In order to solve the technical problems, the technical scheme adopted by the invention is as follows:
the method for transporting the offshore deepwater power mooring floating traction crude oil pipeline comprises the following steps:
and 4, determining a preset position of the transport tanker: the floating stop position of the transport tanker on the sea is arranged on a position central line, and the preset floating stop position of the transport tanker is determined through the length of a supporting cable between the transport tanker and a mooring traction crude oil transfer ship;
and step 5, transporting the oil tanker in place: when crude oil is transported, the transport oil tanker runs to a preset floating stop position, the bow of the transport oil tanker is connected with the stern of the mooring traction crude oil transfer ship through a supporting cable, the mooring traction crude oil transfer ship moors the transport oil tanker to float and position through the supporting cable, and a crude oil output pipeline of a crude oil buffer bin on the mooring traction crude oil transfer ship is connected with a crude oil input interface of the transport oil tanker;
and 7, adjusting the position of the transport tanker: the method comprises the steps that actual geographic coordinate information of a transport tanker is timely obtained through a Global Positioning System (GPS) and a global navigation satellite system (GLONASS), the actual geographic coordinate information is corrected through a differential positioning system (DGPS), the actual geographic coordinate information is compared with preset floating stop position information of the transport tanker, and self-adaptive dynamic position adjustment is carried out on the transport tanker through a power system of the transport tanker;
and 8, transporting crude oil loading of the oil tanker: the crude oil in the offshore floating production storage and unloading device is sent to a crude oil buffer bin on the mooring traction crude oil transfer ship through a high-pressure input pump on the mooring traction crude oil transfer ship, and then the crude oil in the crude oil buffer bin is sent to an oil bin of a transportation oil tanker through a high-pressure output pump;
Further, the anemorumbometer is installed on a transfer vessel for mooring and pulling crude oil.
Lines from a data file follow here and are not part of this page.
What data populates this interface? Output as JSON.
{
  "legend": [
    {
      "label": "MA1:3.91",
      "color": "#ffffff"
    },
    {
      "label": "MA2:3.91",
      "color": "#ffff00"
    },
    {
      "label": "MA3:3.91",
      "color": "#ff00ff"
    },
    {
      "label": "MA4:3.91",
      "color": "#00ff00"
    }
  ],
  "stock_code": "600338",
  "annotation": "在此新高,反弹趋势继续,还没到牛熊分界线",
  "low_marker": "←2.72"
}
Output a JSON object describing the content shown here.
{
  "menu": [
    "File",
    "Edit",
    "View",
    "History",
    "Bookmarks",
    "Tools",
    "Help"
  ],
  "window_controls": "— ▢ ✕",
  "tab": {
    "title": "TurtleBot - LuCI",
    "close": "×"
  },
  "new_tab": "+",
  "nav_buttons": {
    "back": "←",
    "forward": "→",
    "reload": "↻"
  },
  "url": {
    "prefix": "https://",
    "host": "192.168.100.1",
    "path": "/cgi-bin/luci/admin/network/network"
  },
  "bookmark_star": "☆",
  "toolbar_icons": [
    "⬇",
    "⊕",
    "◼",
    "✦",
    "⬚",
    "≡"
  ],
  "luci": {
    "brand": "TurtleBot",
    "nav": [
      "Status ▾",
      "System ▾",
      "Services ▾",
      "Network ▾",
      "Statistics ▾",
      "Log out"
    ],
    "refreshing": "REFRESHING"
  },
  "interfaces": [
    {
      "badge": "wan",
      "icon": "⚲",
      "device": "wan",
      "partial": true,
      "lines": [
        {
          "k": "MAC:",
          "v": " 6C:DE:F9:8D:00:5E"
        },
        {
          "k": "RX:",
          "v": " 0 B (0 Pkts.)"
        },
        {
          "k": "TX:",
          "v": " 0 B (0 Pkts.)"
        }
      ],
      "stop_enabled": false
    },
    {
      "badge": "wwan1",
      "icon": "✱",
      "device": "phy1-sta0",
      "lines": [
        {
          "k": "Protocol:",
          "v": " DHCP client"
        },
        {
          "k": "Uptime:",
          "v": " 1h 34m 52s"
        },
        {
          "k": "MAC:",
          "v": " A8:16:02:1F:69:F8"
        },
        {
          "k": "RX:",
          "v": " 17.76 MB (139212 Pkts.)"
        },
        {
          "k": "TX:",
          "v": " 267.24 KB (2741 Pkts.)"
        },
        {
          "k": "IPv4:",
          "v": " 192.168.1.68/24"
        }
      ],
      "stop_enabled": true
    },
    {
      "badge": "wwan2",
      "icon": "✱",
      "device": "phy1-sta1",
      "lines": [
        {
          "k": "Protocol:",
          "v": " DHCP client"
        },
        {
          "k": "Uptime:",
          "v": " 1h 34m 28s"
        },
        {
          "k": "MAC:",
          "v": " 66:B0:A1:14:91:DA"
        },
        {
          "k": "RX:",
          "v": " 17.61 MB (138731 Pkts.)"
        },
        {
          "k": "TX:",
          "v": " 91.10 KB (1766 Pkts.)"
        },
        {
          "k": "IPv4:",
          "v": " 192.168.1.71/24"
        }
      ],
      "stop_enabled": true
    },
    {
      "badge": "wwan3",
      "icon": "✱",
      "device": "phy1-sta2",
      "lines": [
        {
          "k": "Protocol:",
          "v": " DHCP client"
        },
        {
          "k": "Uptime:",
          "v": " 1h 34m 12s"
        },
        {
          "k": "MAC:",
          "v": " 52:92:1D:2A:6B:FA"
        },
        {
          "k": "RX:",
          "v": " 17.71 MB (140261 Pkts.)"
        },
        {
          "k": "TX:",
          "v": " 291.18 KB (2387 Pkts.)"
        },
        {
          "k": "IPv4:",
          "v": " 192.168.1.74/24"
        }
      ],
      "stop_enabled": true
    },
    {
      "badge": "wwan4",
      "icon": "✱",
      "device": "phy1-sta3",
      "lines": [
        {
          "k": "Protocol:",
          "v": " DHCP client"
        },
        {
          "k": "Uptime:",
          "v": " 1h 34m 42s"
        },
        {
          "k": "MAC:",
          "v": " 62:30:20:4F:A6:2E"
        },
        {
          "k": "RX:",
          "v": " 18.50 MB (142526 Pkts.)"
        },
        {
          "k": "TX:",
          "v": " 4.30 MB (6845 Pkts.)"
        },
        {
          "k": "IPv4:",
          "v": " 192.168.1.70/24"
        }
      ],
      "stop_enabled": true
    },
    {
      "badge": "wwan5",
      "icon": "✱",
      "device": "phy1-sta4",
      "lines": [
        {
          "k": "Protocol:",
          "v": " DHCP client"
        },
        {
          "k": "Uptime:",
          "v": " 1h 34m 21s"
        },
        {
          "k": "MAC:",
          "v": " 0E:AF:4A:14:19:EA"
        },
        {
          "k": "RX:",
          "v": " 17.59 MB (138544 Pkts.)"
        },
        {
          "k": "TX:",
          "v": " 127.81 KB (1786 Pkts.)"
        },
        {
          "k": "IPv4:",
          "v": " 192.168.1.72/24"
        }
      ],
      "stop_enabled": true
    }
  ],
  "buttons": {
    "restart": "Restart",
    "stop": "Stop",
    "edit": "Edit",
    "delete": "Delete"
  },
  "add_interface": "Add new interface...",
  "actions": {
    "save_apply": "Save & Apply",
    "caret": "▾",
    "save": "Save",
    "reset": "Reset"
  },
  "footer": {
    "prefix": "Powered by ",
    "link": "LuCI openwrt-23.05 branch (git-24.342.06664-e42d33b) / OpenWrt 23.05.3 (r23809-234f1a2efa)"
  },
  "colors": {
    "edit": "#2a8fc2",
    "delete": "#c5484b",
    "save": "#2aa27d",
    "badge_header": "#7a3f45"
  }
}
Further, a Motion Reference Unit (MRU) is arranged on the mooring traction crude oil transfer ship and used for measuring ship roll, pitch and heave data.
Furthermore, an electric compass is arranged on the mooring traction crude oil transfer ship and completes the filling of gyro liquid, the electrification operation and the setting of basic parameters at the debugging stage of the wharf.
Furthermore, the anemorumbometer comprises a sensor and a display unit, wherein the sensor acquires signals, and the display unit converts the acquired analog signals into digital signals for display.
Further, the power system of the mooring traction crude oil transfer ship comprises two 2200KW full-rotation telescopic thrusters, one 700KW side thruster and two full-rotation main thrusters of a stern, wherein the diameter of a propeller of the 2200KW full-rotation telescopic thrusters is phi 3200mm, the height is 685mm, the weight is 3t, and the propeller is installed in a surrounding well of the mooring traction crude oil transfer ship.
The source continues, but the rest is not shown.